Solder pots are temperature-controlled pots filled with molten solder and used to solder or tin components. Using a solder pot can be faster than hand-soldering with an iron on some electronic parts. A solder pot can also be used for desoldering through-hole electronic components like connectors near the edge of a PCB.
For tinning freshly stripped wire leads, a solder pot is also the way to go.
How to Use a Solder Pot
Below are the necessary steps to use your solder pot effectively:
1. Charging the Pot (Initial Fill) – When loading Solder into a new (empty) pot for the first time, make sure that your solder bar is making contact with the bottom of the pot. It’s even better if you can cut the bar into 1-2” chunks, as they will melt faster.
2. Turn the solder pot on to liquefy the solder. The temperature you run the solder pot will depend on which solder alloy you have loaded into it. Typically, the pot temperature should be set to about 80-150° degrees Fahrenheit above the melting point of the solder in the pot. Whether your solder pot is an analog (dial-controlled) one or a digital model, it’s best not to run it at >85% of the maximum temperature for extended periods.

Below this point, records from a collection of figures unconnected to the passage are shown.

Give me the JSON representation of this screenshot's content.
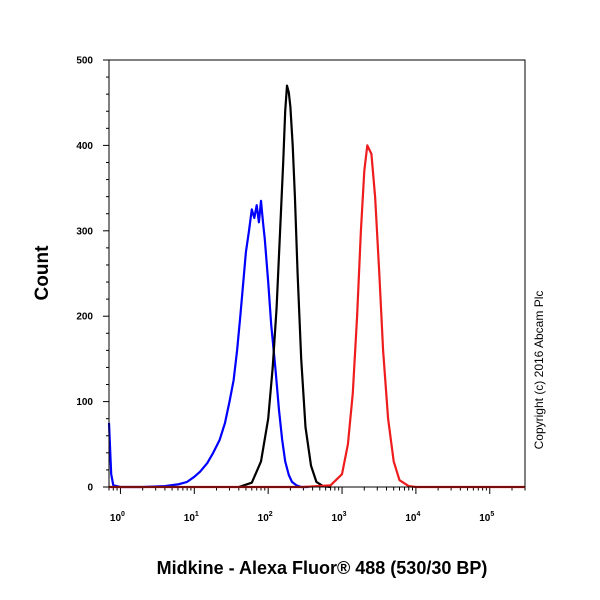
{
  "chart_data": {
    "type": "line",
    "title": "",
    "xlabel": "Midkine - Alexa Fluor® 488 (530/30 BP)",
    "ylabel": "Count",
    "x_scale": "log",
    "xlim": [
      0.7,
      300000
    ],
    "ylim": [
      0,
      500
    ],
    "y_ticks": [
      0,
      100,
      200,
      300,
      400,
      500
    ],
    "x_ticks": [
      {
        "base": "10",
        "exp": "0",
        "value": 1
      },
      {
        "base": "10",
        "exp": "1",
        "value": 10
      },
      {
        "base": "10",
        "exp": "2",
        "value": 100
      },
      {
        "base": "10",
        "exp": "3",
        "value": 1000
      },
      {
        "base": "10",
        "exp": "4",
        "value": 10000
      },
      {
        "base": "10",
        "exp": "5",
        "value": 100000
      }
    ],
    "grid": false,
    "legend": "none",
    "annotation": "Copyright (c) 2016 Abcam Plc",
    "series": [
      {
        "color": "#0000ff",
        "x": [
          0.7,
          0.75,
          0.8,
          1,
          2,
          4,
          6,
          8,
          10,
          12,
          15,
          18,
          22,
          26,
          30,
          34,
          38,
          42,
          46,
          50,
          55,
          60,
          65,
          70,
          75,
          80,
          85,
          90,
          100,
          110,
          125,
          140,
          155,
          170,
          190,
          210,
          240,
          280,
          350
        ],
        "y": [
          75,
          15,
          2,
          0,
          0,
          1,
          3,
          6,
          12,
          18,
          28,
          40,
          55,
          75,
          100,
          125,
          160,
          200,
          240,
          275,
          300,
          325,
          315,
          330,
          310,
          335,
          310,
          290,
          240,
          190,
          140,
          90,
          55,
          30,
          14,
          6,
          2,
          0,
          0
        ]
      },
      {
        "color": "#000000",
        "x": [
          40,
          60,
          80,
          100,
          115,
          130,
          145,
          160,
          170,
          180,
          190,
          200,
          215,
          230,
          250,
          280,
          320,
          380,
          450,
          550,
          700
        ],
        "y": [
          0,
          5,
          30,
          80,
          140,
          210,
          300,
          380,
          440,
          470,
          462,
          445,
          400,
          340,
          250,
          150,
          70,
          25,
          6,
          1,
          0
        ]
      },
      {
        "color": "#ee1c1c",
        "x": [
          0.7,
          300,
          700,
          1000,
          1200,
          1400,
          1600,
          1800,
          2000,
          2200,
          2500,
          2800,
          3200,
          3600,
          4200,
          5000,
          6000,
          8000,
          10000,
          300000
        ],
        "y": [
          0,
          0,
          2,
          15,
          50,
          110,
          200,
          300,
          370,
          400,
          390,
          340,
          250,
          160,
          80,
          30,
          8,
          1,
          0,
          0
        ]
      }
    ]
  }
}
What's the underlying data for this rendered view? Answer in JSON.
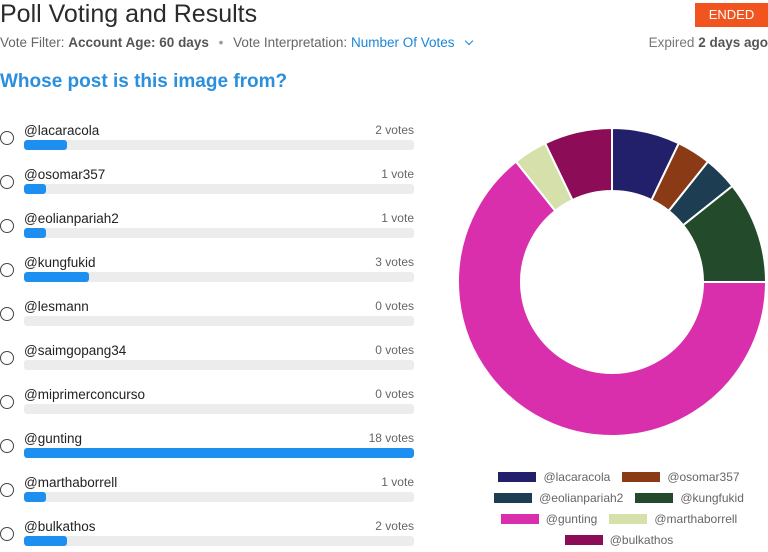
{
  "header": {
    "title": "Poll Voting and Results",
    "status_badge": "ENDED",
    "filter_label": "Vote Filter:",
    "filter_value": "Account Age: 60 days",
    "separator": "•",
    "interpretation_label": "Vote Interpretation:",
    "interpretation_value": "Number Of Votes",
    "expired_label": "Expired",
    "expired_value": "2 days ago"
  },
  "question": "Whose post is this image from?",
  "options": [
    {
      "label": "@lacaracola",
      "votes_text": "2 votes",
      "votes": 2
    },
    {
      "label": "@osomar357",
      "votes_text": "1 vote",
      "votes": 1
    },
    {
      "label": "@eolianpariah2",
      "votes_text": "1 vote",
      "votes": 1
    },
    {
      "label": "@kungfukid",
      "votes_text": "3 votes",
      "votes": 3
    },
    {
      "label": "@lesmann",
      "votes_text": "0 votes",
      "votes": 0
    },
    {
      "label": "@saimgopang34",
      "votes_text": "0 votes",
      "votes": 0
    },
    {
      "label": "@miprimerconcurso",
      "votes_text": "0 votes",
      "votes": 0
    },
    {
      "label": "@gunting",
      "votes_text": "18 votes",
      "votes": 18
    },
    {
      "label": "@marthaborrell",
      "votes_text": "1 vote",
      "votes": 1
    },
    {
      "label": "@bulkathos",
      "votes_text": "2 votes",
      "votes": 2
    }
  ],
  "colors": {
    "accent": "#1d8ff0",
    "badge": "#f1541f",
    "question": "#2a8fdc"
  },
  "chart_data": {
    "type": "pie",
    "style": "donut",
    "legend_position": "bottom",
    "categories": [
      "@lacaracola",
      "@osomar357",
      "@eolianpariah2",
      "@kungfukid",
      "@gunting",
      "@marthaborrell",
      "@bulkathos"
    ],
    "values": [
      2,
      1,
      1,
      3,
      18,
      1,
      2
    ],
    "colors": [
      "#22206b",
      "#8a3b15",
      "#1c3d52",
      "#234a2b",
      "#d92fad",
      "#d6e0ab",
      "#8c0c57"
    ]
  }
}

3. If you want to verify the temperature of the solder pot, you should use an external thermometer like this one that we offer.
4. Whether you are just tinning (adding a solderable surface to) wire leads or soldering a component like a connector, you must first dip the part into liquid flux. The right flux is needed to allow the solder to “wet to” or bond to the parts. Only flux as high up the part as you want the solder to flow – no higher, as flux that doesn’t contact molten solder is corrosive.
5. After fluxing, dip your component into the surface of the molten solder. Dwell (hold) time depends on how large the component is, but typical soldering contact time is 1 – 4 seconds.
6. Slowly remove the part from the pot, being careful not to disturb the solder while it is still cooling and solidifying.
7. Periodically skim the surface of the molten solder with either a skimmer or a spatula to remove the buildup of oxidized solder (dross). Some solder pots like this American Beauty come with a mounted dross remover
8. Operate carefully around the molten solder so you don’t get burned. For safety and consistent results consider making a fixture to hold the parts while dipping them. It is recommended to wear safety gloves while dip soldering.
9. When you are finished, skim the dross off the surface before turning off the pot.
Using a solder pot can be an effective method for soldering, desoldering and tinning certain components.